Tuesday, August 12, 2014

Are catastrophe bonds worth it?

Earlier this year, the Wall Street Journal had an article on catastrophe bonds.  At the end of the article, they mention that over the lifetime of the market (since 1996) the cumulative total risk is $51 billion.  At Artemis, they estimate the total risk at about $61billion.

The WSJ reports that total losses from natural hazard events is $682 million.  Assuming that some losses came from somewhere else too the total loss over the last 15 years is likely somewhere between $682 and $1B.  The latter is a nice round number so I will use it.

Over the last 10 years, the average yield on catastrophe bonds has been about 8% (dat from same WSJ article).  That is the money paid to investors in the bond.

So, estimated total paid out to investors since 1996 is somewhere around $3B (taking into consideration the $1B loss).
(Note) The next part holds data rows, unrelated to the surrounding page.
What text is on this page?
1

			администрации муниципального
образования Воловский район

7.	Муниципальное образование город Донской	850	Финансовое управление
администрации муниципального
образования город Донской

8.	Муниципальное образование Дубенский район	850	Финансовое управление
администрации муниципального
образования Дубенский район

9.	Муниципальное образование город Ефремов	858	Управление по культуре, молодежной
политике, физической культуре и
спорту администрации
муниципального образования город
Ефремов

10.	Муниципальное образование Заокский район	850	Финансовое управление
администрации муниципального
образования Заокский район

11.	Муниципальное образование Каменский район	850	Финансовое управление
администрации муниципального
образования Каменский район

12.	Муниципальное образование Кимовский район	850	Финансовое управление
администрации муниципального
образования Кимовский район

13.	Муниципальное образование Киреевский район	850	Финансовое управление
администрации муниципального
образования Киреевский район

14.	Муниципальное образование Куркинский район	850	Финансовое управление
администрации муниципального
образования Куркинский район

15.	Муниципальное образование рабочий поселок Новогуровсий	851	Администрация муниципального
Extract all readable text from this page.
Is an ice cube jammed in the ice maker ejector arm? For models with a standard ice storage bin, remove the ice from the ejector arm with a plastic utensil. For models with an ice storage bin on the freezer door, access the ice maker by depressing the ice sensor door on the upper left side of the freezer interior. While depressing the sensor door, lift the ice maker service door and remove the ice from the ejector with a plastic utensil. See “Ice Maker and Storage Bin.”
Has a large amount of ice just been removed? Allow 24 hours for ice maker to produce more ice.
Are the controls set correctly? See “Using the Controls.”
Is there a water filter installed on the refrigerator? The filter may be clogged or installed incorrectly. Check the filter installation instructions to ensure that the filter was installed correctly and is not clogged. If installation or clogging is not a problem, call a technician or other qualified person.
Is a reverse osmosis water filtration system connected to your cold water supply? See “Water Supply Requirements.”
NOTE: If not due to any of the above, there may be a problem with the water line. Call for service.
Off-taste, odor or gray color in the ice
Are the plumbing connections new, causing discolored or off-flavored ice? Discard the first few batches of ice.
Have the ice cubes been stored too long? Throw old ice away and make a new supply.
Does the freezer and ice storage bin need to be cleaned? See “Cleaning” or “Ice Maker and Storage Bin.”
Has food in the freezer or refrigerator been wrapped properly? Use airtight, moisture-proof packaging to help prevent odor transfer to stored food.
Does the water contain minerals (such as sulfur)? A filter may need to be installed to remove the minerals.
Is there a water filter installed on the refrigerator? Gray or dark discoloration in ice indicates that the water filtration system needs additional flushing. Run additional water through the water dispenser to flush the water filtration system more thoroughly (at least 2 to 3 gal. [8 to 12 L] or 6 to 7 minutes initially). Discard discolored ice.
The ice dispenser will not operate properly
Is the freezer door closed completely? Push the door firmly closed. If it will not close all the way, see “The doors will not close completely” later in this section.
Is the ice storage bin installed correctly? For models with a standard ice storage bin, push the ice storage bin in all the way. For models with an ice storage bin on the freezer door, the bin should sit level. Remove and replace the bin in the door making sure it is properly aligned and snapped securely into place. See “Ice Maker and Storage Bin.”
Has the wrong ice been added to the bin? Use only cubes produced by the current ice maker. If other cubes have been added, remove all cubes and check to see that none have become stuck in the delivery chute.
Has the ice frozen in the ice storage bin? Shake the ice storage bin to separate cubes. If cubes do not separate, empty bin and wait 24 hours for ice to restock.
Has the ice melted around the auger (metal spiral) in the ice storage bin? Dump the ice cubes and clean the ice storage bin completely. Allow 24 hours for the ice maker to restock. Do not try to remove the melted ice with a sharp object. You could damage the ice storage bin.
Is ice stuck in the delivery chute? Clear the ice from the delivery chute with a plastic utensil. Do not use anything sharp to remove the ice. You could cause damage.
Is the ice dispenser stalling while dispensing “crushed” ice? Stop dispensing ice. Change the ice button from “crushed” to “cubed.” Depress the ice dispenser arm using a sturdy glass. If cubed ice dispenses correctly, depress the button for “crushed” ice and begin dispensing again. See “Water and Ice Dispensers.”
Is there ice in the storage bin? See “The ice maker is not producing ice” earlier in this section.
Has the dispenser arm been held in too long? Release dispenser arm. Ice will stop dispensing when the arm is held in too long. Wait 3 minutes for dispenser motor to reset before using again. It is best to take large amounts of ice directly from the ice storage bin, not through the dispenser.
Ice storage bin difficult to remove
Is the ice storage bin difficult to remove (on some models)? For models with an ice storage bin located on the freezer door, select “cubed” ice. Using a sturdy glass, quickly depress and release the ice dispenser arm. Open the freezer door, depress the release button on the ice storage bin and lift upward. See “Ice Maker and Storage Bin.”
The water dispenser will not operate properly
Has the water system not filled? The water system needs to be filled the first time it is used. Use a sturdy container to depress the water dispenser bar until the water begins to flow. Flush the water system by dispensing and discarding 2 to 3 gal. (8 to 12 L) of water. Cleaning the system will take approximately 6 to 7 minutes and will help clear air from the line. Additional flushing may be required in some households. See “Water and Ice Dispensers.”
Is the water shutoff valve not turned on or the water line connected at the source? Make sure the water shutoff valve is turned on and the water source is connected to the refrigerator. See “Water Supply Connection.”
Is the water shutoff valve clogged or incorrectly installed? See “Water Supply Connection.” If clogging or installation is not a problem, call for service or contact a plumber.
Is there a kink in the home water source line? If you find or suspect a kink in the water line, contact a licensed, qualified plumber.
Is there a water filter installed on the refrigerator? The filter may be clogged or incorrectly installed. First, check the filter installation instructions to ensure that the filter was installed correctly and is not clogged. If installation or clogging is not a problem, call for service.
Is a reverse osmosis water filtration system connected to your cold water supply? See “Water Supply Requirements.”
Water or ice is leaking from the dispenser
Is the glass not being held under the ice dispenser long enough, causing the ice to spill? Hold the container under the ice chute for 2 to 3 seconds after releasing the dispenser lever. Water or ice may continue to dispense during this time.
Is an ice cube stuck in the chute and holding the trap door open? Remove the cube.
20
Since 1996, for every dollar an insurer pays the investors to make the risk worthwhile, they have seen a return of about 25 cents (all unadjusted dollars).

Obviously, this seems a good deal for investors.  It is a nice trickle of money from policyholders, to insurers, to the capital markets.  But what are the opportunity costs policyholders?

In recent years, CPIC has offered the largest catastrophe bonds ever.  This year, the bond is $1.5 billion.

With the assumed average 8% yield, if CPIC doesn't end up needing the bond, then it pays investors somewhere around $120 million.  If they do need the bond, they get $1.5 billion.

With at least some possibility that CPIC will exhaust their total claims paying capacity (bonds and all), is there something more productive that can be done with $120 million of policyholder money (aka taxpayers)?

Where resources are limited, such is the case with policyholder pocketbooks, and public policy is to manage risk for the public welfare, policy makers ought to consider if this scenario is an effective use of public funds.

Especially considering that capital markets are fickle- what is relatively cheap and available now can become scant and pricey in a matter of moments.

Would $120 million invested elsewhere have an improved return, reduce the total risk in Florida and thereby contribute to social stability over a longer term?


Mitigation, infrastructure and education come to mind.  I have no doubt there are innovative ideas that could arise if the question was critically examined.